Tuesday, September 9, 2014

Three Flying Dutchmen



Pursuant to the other day's post about the San Francisco Opera's "The Flying Dutchman" I thought I would check out a few "Dutchmen" on YouTube. What a miracle YouTube is! Entire operas are posted there. Some even have subtitles. I also have fun looking around Google for "Flying Dutchman" art. There is a whole galley, I mean gallery, of Flying Dutchman ghost ships.

Meanwhile, the opera. There were several versions that were just plain wacky that I weeded out.

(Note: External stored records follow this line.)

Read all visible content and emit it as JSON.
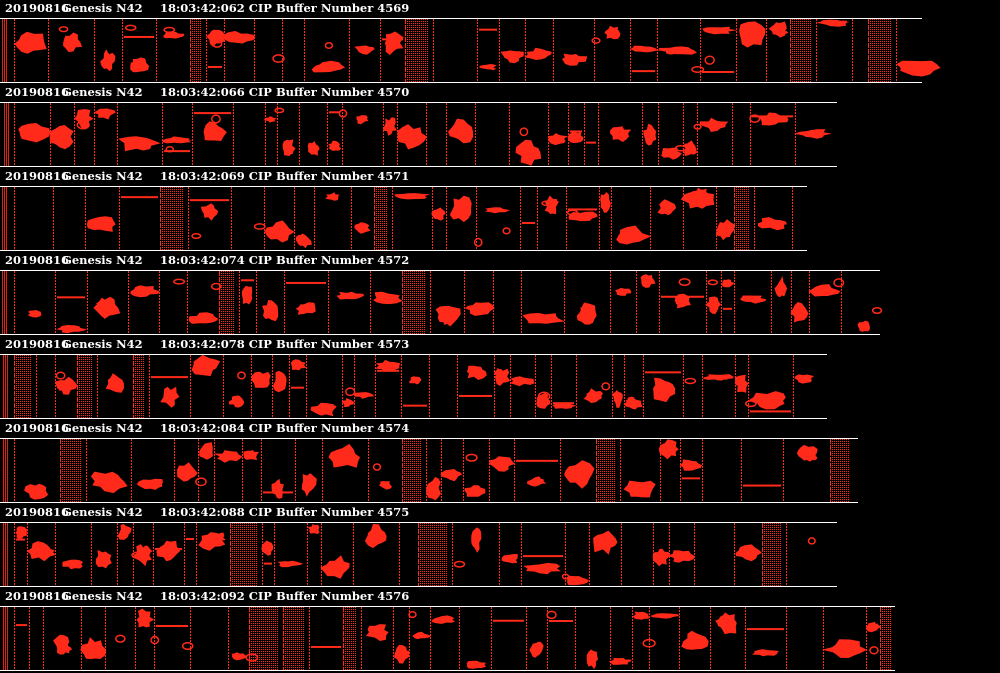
{
  "colors": {
    "background": "#000000",
    "particle": "#ff2a1a",
    "separator": "#ffffff",
    "header_text": "#ffffff"
  },
  "strips": [
    {
      "date": "20190816",
      "probe": "Genesis N42",
      "time": "18:03:42:062",
      "label": "CIP Buffer Number",
      "buffer": "4569"
    },
    {
      "date": "20190816",
      "probe": "Genesis N42",
      "time": "18:03:42:066",
      "label": "CIP Buffer Number",
      "buffer": "4570"
    },
    {
      "date": "20190816",
      "probe": "Genesis N42",
      "time": "18:03:42:069",
      "label": "CIP Buffer Number",
      "buffer": "4571"
    },
    {
      "date": "20190816",
      "probe": "Genesis N42",
      "time": "18:03:42:074",
      "label": "CIP Buffer Number",
      "buffer": "4572"
    },
    {
      "date": "20190816",
      "probe": "Genesis N42",
      "time": "18:03:42:078",
      "label": "CIP Buffer Number",
      "buffer": "4573"
    },
    {
      "date": "20190816",
      "probe": "Genesis N42",
      "time": "18:03:42:084",
      "label": "CIP Buffer Number",
      "buffer": "4574"
    },
    {
      "date": "20190816",
      "probe": "Genesis N42",
      "time": "18:03:42:088",
      "label": "CIP Buffer Number",
      "buffer": "4575"
    },
    {
      "date": "20190816",
      "probe": "Genesis N42",
      "time": "18:03:42:092",
      "label": "CIP Buffer Number",
      "buffer": "4576"
    }
  ]
}
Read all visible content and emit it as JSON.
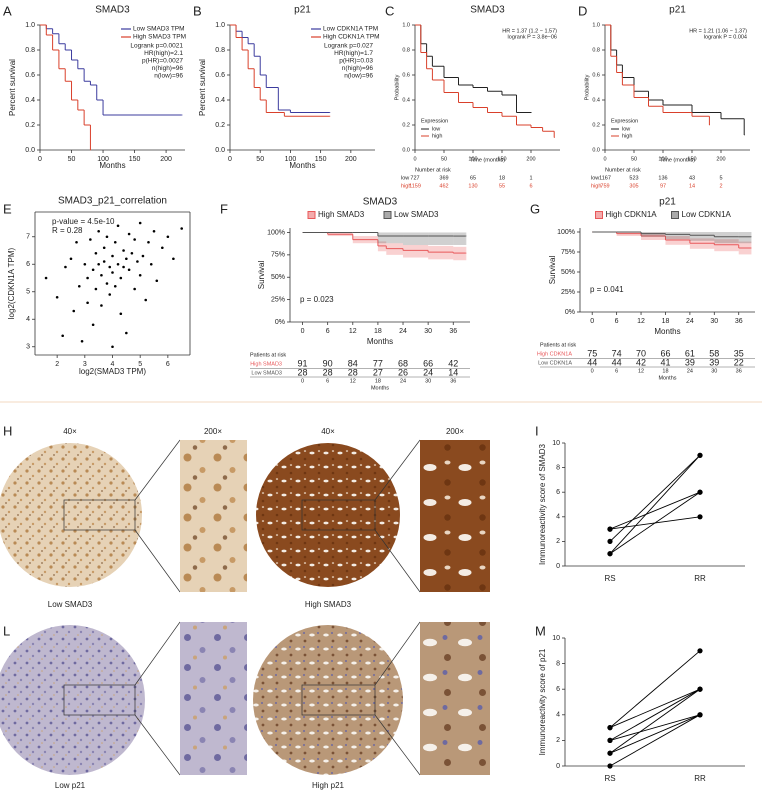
{
  "chart_data": [
    {
      "panel": "A",
      "type": "km",
      "title": "SMAD3",
      "xlabel": "Months",
      "ylabel": "Percent survival",
      "xlim": [
        0,
        230
      ],
      "xticks": [
        0,
        50,
        100,
        150,
        200
      ],
      "ylim": [
        0,
        1
      ],
      "yticks": [
        {
          "value": 0,
          "label": "0.0"
        },
        {
          "value": 0.2,
          "label": "0.2"
        },
        {
          "value": 0.4,
          "label": "0.4"
        },
        {
          "value": 0.6,
          "label": "0.6"
        },
        {
          "value": 0.8,
          "label": "0.8"
        },
        {
          "value": 1,
          "label": "1.0"
        }
      ],
      "legend": "upper right",
      "annotations": [
        "Logrank p=0.0021",
        "HR(high)=2.1",
        "p(HR)=0.0027",
        "n(high)=96",
        "n(low)=96"
      ],
      "series": [
        {
          "name": "Low SMAD3 TPM",
          "color": "#3b3b9e",
          "x": [
            0,
            10,
            20,
            30,
            40,
            50,
            60,
            70,
            80,
            90,
            100,
            225
          ],
          "values": [
            1,
            0.97,
            0.93,
            0.85,
            0.8,
            0.72,
            0.65,
            0.55,
            0.52,
            0.4,
            0.28,
            0.28
          ]
        },
        {
          "name": "High SMAD3 TPM",
          "color": "#d9402b",
          "x": [
            0,
            10,
            20,
            30,
            40,
            50,
            60,
            70,
            80
          ],
          "values": [
            1,
            0.92,
            0.8,
            0.65,
            0.55,
            0.4,
            0.32,
            0.2,
            0
          ]
        }
      ]
    },
    {
      "panel": "B",
      "type": "km",
      "title": "p21",
      "xlabel": "Months",
      "ylabel": "Percent survival",
      "xlim": [
        0,
        240
      ],
      "xticks": [
        0,
        50,
        100,
        150,
        200
      ],
      "ylim": [
        0,
        1
      ],
      "yticks": [
        {
          "value": 0,
          "label": "0.0"
        },
        {
          "value": 0.2,
          "label": "0.2"
        },
        {
          "value": 0.4,
          "label": "0.4"
        },
        {
          "value": 0.6,
          "label": "0.6"
        },
        {
          "value": 0.8,
          "label": "0.8"
        },
        {
          "value": 1,
          "label": "1.0"
        }
      ],
      "legend": "upper right",
      "annotations": [
        "Logrank p=0.027",
        "HR(high)=1.7",
        "p(HR)=0.03",
        "n(high)=96",
        "n(low)=96"
      ],
      "series": [
        {
          "name": "Low CDKN1A TPM",
          "color": "#3b3b9e",
          "x": [
            0,
            10,
            20,
            30,
            40,
            50,
            60,
            80,
            100,
            165
          ],
          "values": [
            1,
            0.95,
            0.9,
            0.85,
            0.75,
            0.6,
            0.5,
            0.32,
            0.3,
            0.3
          ]
        },
        {
          "name": "High CDKN1A TPM",
          "color": "#d9402b",
          "x": [
            0,
            10,
            20,
            30,
            40,
            50,
            60,
            90,
            165
          ],
          "values": [
            1,
            0.9,
            0.8,
            0.65,
            0.5,
            0.4,
            0.3,
            0.27,
            0.27
          ]
        }
      ]
    },
    {
      "panel": "C",
      "type": "km",
      "title": "SMAD3",
      "xlabel": "Time (months)",
      "ylabel": "Probability",
      "xlim": [
        0,
        250
      ],
      "xticks": [
        0,
        50,
        100,
        150,
        200
      ],
      "ylim": [
        0,
        1
      ],
      "yticks": [
        {
          "value": 0,
          "label": "0.0"
        },
        {
          "value": 0.2,
          "label": "0.2"
        },
        {
          "value": 0.4,
          "label": "0.4"
        },
        {
          "value": 0.6,
          "label": "0.6"
        },
        {
          "value": 0.8,
          "label": "0.8"
        },
        {
          "value": 1,
          "label": "1.0"
        }
      ],
      "legend": "lower left",
      "legend_title": "Expression",
      "annotations": [
        "HR = 1.37 (1.2 − 1.57)",
        "logrank P = 3.8e−06"
      ],
      "series": [
        {
          "name": "low",
          "color": "#222222",
          "x": [
            0,
            10,
            20,
            30,
            50,
            75,
            100,
            125,
            150,
            175,
            200
          ],
          "values": [
            1,
            0.85,
            0.75,
            0.67,
            0.58,
            0.52,
            0.5,
            0.47,
            0.44,
            0.3,
            0.3
          ]
        },
        {
          "name": "high",
          "color": "#d9402b",
          "x": [
            0,
            10,
            20,
            30,
            50,
            75,
            100,
            125,
            150,
            175,
            200,
            220,
            240
          ],
          "values": [
            1,
            0.78,
            0.65,
            0.56,
            0.46,
            0.38,
            0.34,
            0.3,
            0.27,
            0.2,
            0.18,
            0.15,
            0.1
          ]
        }
      ],
      "risk": {
        "title": "Number at risk",
        "rows": [
          {
            "name": "low",
            "values": [
              727,
              369,
              65,
              18,
              1
            ]
          },
          {
            "name": "high",
            "values": [
              1159,
              462,
              130,
              55,
              6
            ]
          }
        ]
      }
    },
    {
      "panel": "D",
      "type": "km",
      "title": "p21",
      "xlabel": "Time (months)",
      "ylabel": "Probability",
      "xlim": [
        0,
        250
      ],
      "xticks": [
        0,
        50,
        100,
        150,
        200
      ],
      "ylim": [
        0,
        1
      ],
      "yticks": [
        {
          "value": 0,
          "label": "0.0"
        },
        {
          "value": 0.2,
          "label": "0.2"
        },
        {
          "value": 0.4,
          "label": "0.4"
        },
        {
          "value": 0.6,
          "label": "0.6"
        },
        {
          "value": 0.8,
          "label": "0.8"
        },
        {
          "value": 1,
          "label": "1.0"
        }
      ],
      "legend": "lower left",
      "legend_title": "Expression",
      "annotations": [
        "HR = 1.21 (1.06 − 1.37)",
        "logrank P = 0.004"
      ],
      "series": [
        {
          "name": "low",
          "color": "#222222",
          "x": [
            0,
            10,
            20,
            30,
            50,
            75,
            100,
            150,
            200,
            240
          ],
          "values": [
            1,
            0.8,
            0.68,
            0.58,
            0.47,
            0.4,
            0.36,
            0.3,
            0.25,
            0.12
          ]
        },
        {
          "name": "high",
          "color": "#d9402b",
          "x": [
            0,
            10,
            20,
            30,
            50,
            75,
            100,
            150,
            180
          ],
          "values": [
            1,
            0.75,
            0.62,
            0.52,
            0.42,
            0.35,
            0.3,
            0.27,
            0.2
          ]
        }
      ],
      "risk": {
        "title": "Number at risk",
        "rows": [
          {
            "name": "low",
            "values": [
              1167,
              523,
              136,
              43,
              5
            ]
          },
          {
            "name": "high",
            "values": [
              759,
              305,
              97,
              14,
              2
            ]
          }
        ]
      }
    },
    {
      "panel": "E",
      "type": "scatter",
      "title": "SMAD3_p21_correlation",
      "xlabel": "log2(SMAD3 TPM)",
      "ylabel": "log2(CDKN1A TPM)",
      "xlim": [
        1.2,
        6.8
      ],
      "xticks": [
        2,
        3,
        4,
        5,
        6
      ],
      "ylim": [
        2.7,
        7.9
      ],
      "yticks": [
        3,
        4,
        5,
        6,
        7
      ],
      "color": "#000000",
      "frame": true,
      "annotations": [
        "p-value = 4.5e-10",
        "R = 0.28"
      ],
      "x": [
        1.6,
        2.0,
        2.2,
        2.3,
        2.5,
        2.6,
        2.7,
        2.8,
        2.9,
        3.0,
        3.1,
        3.1,
        3.2,
        3.3,
        3.3,
        3.4,
        3.4,
        3.5,
        3.5,
        3.6,
        3.6,
        3.7,
        3.7,
        3.8,
        3.8,
        3.9,
        3.9,
        4.0,
        4.0,
        4.0,
        4.1,
        4.1,
        4.2,
        4.2,
        4.3,
        4.3,
        4.4,
        4.4,
        4.5,
        4.5,
        4.6,
        4.6,
        4.7,
        4.8,
        4.8,
        4.9,
        5.0,
        5.0,
        5.1,
        5.2,
        5.3,
        5.4,
        5.5,
        5.6,
        5.8,
        6.0,
        6.2,
        6.5
      ],
      "values": [
        5.5,
        4.8,
        3.4,
        5.9,
        6.2,
        4.3,
        6.8,
        5.2,
        3.2,
        6.0,
        5.5,
        4.6,
        6.9,
        5.8,
        3.8,
        6.4,
        5.1,
        7.2,
        6.0,
        5.6,
        4.5,
        6.6,
        6.1,
        5.3,
        7.0,
        5.9,
        4.9,
        6.3,
        5.7,
        3.0,
        6.8,
        5.2,
        6.0,
        7.4,
        5.5,
        4.2,
        6.5,
        5.9,
        6.2,
        3.5,
        5.8,
        7.1,
        6.4,
        5.1,
        6.9,
        6.1,
        5.6,
        7.5,
        6.3,
        4.7,
        6.8,
        6.0,
        7.2,
        5.4,
        6.6,
        7.0,
        6.2,
        7.3
      ]
    },
    {
      "panel": "F",
      "type": "km",
      "title": "SMAD3",
      "xlabel": "Months",
      "ylabel": "Survival",
      "xlim": [
        -3,
        40
      ],
      "xticks": [
        0,
        6,
        12,
        18,
        24,
        30,
        36
      ],
      "ylim": [
        0,
        105
      ],
      "yticks": [
        {
          "value": 0,
          "label": "0%"
        },
        {
          "value": 25,
          "label": "25%"
        },
        {
          "value": 50,
          "label": "50%"
        },
        {
          "value": 75,
          "label": "75%"
        },
        {
          "value": 100,
          "label": "100%"
        }
      ],
      "legend": "top",
      "annotations": [
        "p = 0.023"
      ],
      "series": [
        {
          "name": "High SMAD3",
          "color": "#e8585a",
          "x": [
            0,
            6,
            12,
            18,
            20,
            24,
            30,
            36,
            39
          ],
          "values": [
            100,
            98,
            92,
            85,
            82,
            80,
            78,
            77,
            77
          ],
          "lower": [
            100,
            96,
            88,
            79,
            75,
            72,
            70,
            69,
            69
          ],
          "upper": [
            100,
            100,
            96,
            90,
            88,
            86,
            85,
            84,
            84
          ]
        },
        {
          "name": "Low SMAD3",
          "color": "#555555",
          "x": [
            0,
            6,
            12,
            18,
            24,
            30,
            36,
            39
          ],
          "values": [
            100,
            100,
            100,
            96,
            96,
            96,
            96,
            96
          ],
          "lower": [
            100,
            100,
            100,
            88,
            86,
            86,
            86,
            86
          ],
          "upper": [
            100,
            100,
            100,
            100,
            100,
            100,
            100,
            100
          ]
        }
      ],
      "risk": {
        "title": "Patients at risk",
        "rows": [
          {
            "name": "High SMAD3",
            "values": [
              91,
              90,
              84,
              77,
              68,
              66,
              42
            ]
          },
          {
            "name": "Low SMAD3",
            "values": [
              28,
              28,
              28,
              27,
              26,
              24,
              14
            ]
          }
        ]
      }
    },
    {
      "panel": "G",
      "type": "km",
      "title": "p21",
      "xlabel": "Months",
      "ylabel": "Survival",
      "xlim": [
        -3,
        40
      ],
      "xticks": [
        0,
        6,
        12,
        18,
        24,
        30,
        36
      ],
      "ylim": [
        0,
        105
      ],
      "yticks": [
        {
          "value": 0,
          "label": "0%"
        },
        {
          "value": 25,
          "label": "25%"
        },
        {
          "value": 50,
          "label": "50%"
        },
        {
          "value": 75,
          "label": "75%"
        },
        {
          "value": 100,
          "label": "100%"
        }
      ],
      "legend": "top",
      "annotations": [
        "p = 0.041"
      ],
      "series": [
        {
          "name": "High CDKN1A",
          "color": "#e8585a",
          "x": [
            0,
            6,
            12,
            18,
            24,
            30,
            36,
            39
          ],
          "values": [
            100,
            98,
            95,
            90,
            86,
            84,
            80,
            80
          ],
          "lower": [
            100,
            95,
            90,
            84,
            79,
            76,
            72,
            72
          ],
          "upper": [
            100,
            100,
            99,
            95,
            92,
            91,
            88,
            88
          ]
        },
        {
          "name": "Low CDKN1A",
          "color": "#555555",
          "x": [
            0,
            6,
            12,
            18,
            24,
            30,
            36,
            39
          ],
          "values": [
            100,
            100,
            98,
            97,
            96,
            94,
            94,
            94
          ],
          "lower": [
            100,
            100,
            94,
            91,
            89,
            86,
            86,
            86
          ],
          "upper": [
            100,
            100,
            100,
            100,
            100,
            100,
            100,
            100
          ]
        }
      ],
      "risk": {
        "title": "Patients at risk",
        "rows": [
          {
            "name": "High CDKN1A",
            "values": [
              75,
              74,
              70,
              66,
              61,
              58,
              35
            ]
          },
          {
            "name": "Low CDKN1A",
            "values": [
              44,
              44,
              42,
              41,
              39,
              39,
              22
            ]
          }
        ]
      }
    },
    {
      "panel": "I",
      "type": "paired",
      "ylabel": "Immunoreactivity score of SMAD3",
      "categories": [
        "RS",
        "RR"
      ],
      "ylim": [
        0,
        10
      ],
      "yticks": [
        0,
        2,
        4,
        6,
        8,
        10
      ],
      "color": "#000000",
      "series": [
        {
          "values": [
            3,
            6
          ]
        },
        {
          "values": [
            3,
            4
          ]
        },
        {
          "values": [
            2,
            9
          ]
        },
        {
          "values": [
            1,
            9
          ]
        },
        {
          "values": [
            1,
            6
          ]
        }
      ]
    },
    {
      "panel": "M",
      "type": "paired",
      "ylabel": "Immunoreactivity score of p21",
      "categories": [
        "RS",
        "RR"
      ],
      "ylim": [
        0,
        10
      ],
      "yticks": [
        0,
        2,
        4,
        6,
        8,
        10
      ],
      "color": "#000000",
      "series": [
        {
          "values": [
            3,
            9
          ]
        },
        {
          "values": [
            3,
            6
          ]
        },
        {
          "values": [
            2,
            6
          ]
        },
        {
          "values": [
            2,
            4
          ]
        },
        {
          "values": [
            1,
            6
          ]
        },
        {
          "values": [
            1,
            4
          ]
        },
        {
          "values": [
            0,
            4
          ]
        }
      ]
    }
  ],
  "figure": {
    "images": [
      {
        "panel": "H",
        "labels": [
          "40×",
          "200×",
          "40×",
          "200×"
        ],
        "captions": [
          "Low SMAD3",
          "High SMAD3"
        ]
      },
      {
        "panel": "L",
        "captions": [
          "Low p21",
          "High p21"
        ]
      }
    ]
  }
}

But this Leif Segerstam version looks pretty good. It has some beautiful video effects of water and ghostly ships. I have watched sections of it including the ending and I am going to sit down one of these days and watch the whole thing. There are no subtitles so you might have to haul out your old garage sale Wagner libretto book. But you almost do not need to follow it word for word. You can get the idea what is going on.




This stage production with Jose van Dam is kind of spare but spare is not bad, you know, when it comes to "The Flying Dutchman." It is better to leave a lot to the imagination than to destroy it.

 

I like some things about this Bayreuth production with the great Simon Estes as a very cool Dutchman. He has a great voice and when he sings that he is the Flying Dutchman he is in chains. And they have a kind of cool set with these creepy hands closing around him. Kind of cool! See, I am no prude.



However ... the ending!

They alter the orchestral ending so you do not hear that music of redemption that I described the other day. What in the world? I did not know you were allowed to do that. And in Bayreuth!

At the beginning of the video they sanctimoniously flash the master's signature! He did not write it like this, did he? Did he supply some kind of alternate ending? I never heard that. And it changes the meaning of the opera. It is as if Senta dies for nothing. That tender music at the end is there to tell you what happens and without it, the opera is just a horror story.

Fie on this Bayreuth ship of fools. Fie.

May they wander cursed around the Internet forever, never able to sign off!